Surveying and Navigation – Measure angles to distant points, then Law of Sines or Cosines gives you distances. GPS triangulates from satellites the same way.
Physics is full of trig. Projectile motion? Horizontal = cosine, vertical = sine. Sound waves, light waves, AC current—all sine functions. Any time you break a force into components, you're using trig ratios.
Engineering – AC circuits run on sine waves for voltage and current. Structural engineers resolve forces in beams. Signal processing uses Fourier analysis to decompose complex signals into sine components—everything from audio compression to MRI imaging depends on this.
Computer Graphics – Rotations are built on sine and cosine. Game engines calculate camera angles, projectiles, collisions. Animation software moves objects along curved paths.

Common Trigonometry Mistakes

Degree/Radian Mix-ups

Most calculators and programming languages default to radians. Typing sin(90) returns about 0.894, not 1, because that's 90 radians. Check your mode before calculating.

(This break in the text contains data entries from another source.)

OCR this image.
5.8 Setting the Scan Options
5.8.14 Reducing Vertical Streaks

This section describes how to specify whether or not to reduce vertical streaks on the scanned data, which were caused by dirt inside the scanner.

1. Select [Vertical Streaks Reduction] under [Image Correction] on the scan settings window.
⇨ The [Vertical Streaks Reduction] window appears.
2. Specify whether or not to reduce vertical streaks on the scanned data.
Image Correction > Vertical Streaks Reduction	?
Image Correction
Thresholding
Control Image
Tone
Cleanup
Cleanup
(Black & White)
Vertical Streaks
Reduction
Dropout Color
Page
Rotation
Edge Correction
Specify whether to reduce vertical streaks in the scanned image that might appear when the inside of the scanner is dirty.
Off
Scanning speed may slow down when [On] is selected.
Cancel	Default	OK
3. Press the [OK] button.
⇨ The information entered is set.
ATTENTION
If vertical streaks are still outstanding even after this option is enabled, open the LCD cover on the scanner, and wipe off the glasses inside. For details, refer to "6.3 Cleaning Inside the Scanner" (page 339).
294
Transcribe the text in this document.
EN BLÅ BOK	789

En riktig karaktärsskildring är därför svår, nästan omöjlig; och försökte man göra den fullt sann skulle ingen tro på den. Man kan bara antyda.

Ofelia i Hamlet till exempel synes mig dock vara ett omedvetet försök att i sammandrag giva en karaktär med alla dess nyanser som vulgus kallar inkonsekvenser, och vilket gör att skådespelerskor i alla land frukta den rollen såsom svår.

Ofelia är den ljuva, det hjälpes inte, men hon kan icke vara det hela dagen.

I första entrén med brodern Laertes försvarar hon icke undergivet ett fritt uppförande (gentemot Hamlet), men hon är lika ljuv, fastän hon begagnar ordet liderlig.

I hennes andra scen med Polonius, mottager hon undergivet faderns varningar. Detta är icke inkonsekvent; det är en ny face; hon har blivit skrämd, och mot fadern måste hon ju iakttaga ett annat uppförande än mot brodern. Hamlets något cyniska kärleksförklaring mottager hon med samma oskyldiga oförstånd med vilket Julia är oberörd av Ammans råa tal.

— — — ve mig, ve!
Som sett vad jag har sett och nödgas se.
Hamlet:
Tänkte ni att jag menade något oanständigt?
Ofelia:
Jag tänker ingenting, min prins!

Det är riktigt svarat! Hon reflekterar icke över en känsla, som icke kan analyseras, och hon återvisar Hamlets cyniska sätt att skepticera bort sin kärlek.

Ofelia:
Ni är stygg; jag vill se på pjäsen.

Inverse Notation Confusion

sin⁻¹(x) means arcsin(x), not 1/sin(x). The reciprocal of sine is cosecant. Same pattern: cos⁻¹ is arccos (not secant), tan⁻¹ is arctan (not cotangent).

Domain Errors

Inverse functions have restricted inputs. arcsin(1.5) doesn't exist—no angle has a sine greater than 1. arctan accepts any number, but arcsec and arccsc need inputs with absolute value of at least 1.

Sign Errors by Quadrant

Reference angles give magnitude, but you still need the correct sign for each quadrant. Cosine is negative in Quadrants II and III. Sine is negative in III and IV. Use "All Students Take Calculus" to remember which functions stay positive where.

Pythagorean Theorem on Non-Right Triangles

a² + b² = c² only works when angle C is 90°. For other triangles, use the Law of Cosines: c² = a² + b² − 2ab·cos(C).